Jean-Baptiste Quiclet, directeur de la performance chez AG2R-La Mondiale, estime aussi que le port du maillot jaune peut avoir un impact non négligeable sur la performance. « Chacun a une aptitude différente à tolérer la douleur et on peut imaginer que le maillot jaune déplace les seuils. Entre les aptitudes physiologiques et ce que l’athlète arrive à faire, il y a toujours un petit matelas de zone grise. Tactiquement, stratégiquement, physiologiquement parlant, c’est presque irrationnel, mais il a réussi à le faire : c’est bien qu’il y a des mécanismes autres que physiologiques. »
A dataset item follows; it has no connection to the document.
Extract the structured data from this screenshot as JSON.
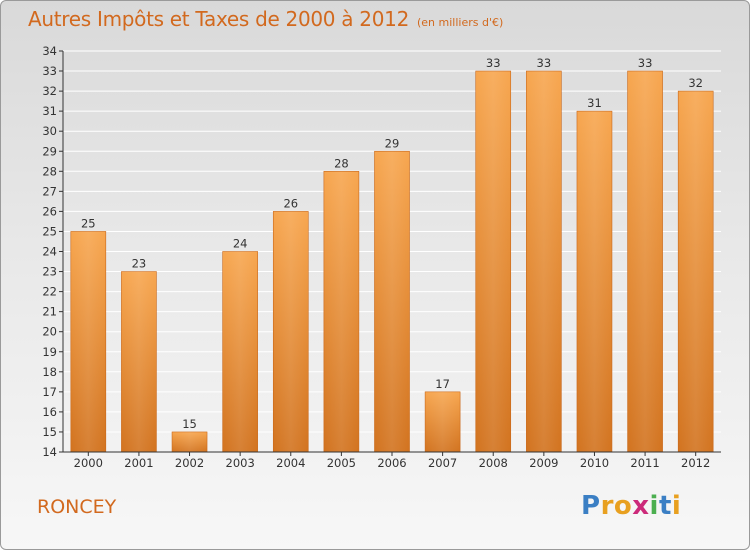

D’autres soulignent encore que la durée courte de l’étape du Tourmalet – trois heures – jouait à son avantage. Deux des trois étapes des Alpes seront aussi disputées sur un format raccourci – 126 et 130 km. Dimanche soir, Julian Alaphilippe, langue pendante, n’avait pas la tête d’un homme en situation de garder son maillot jaune dans une semaine. Mais le galopin n’en serait pas à sa première farce.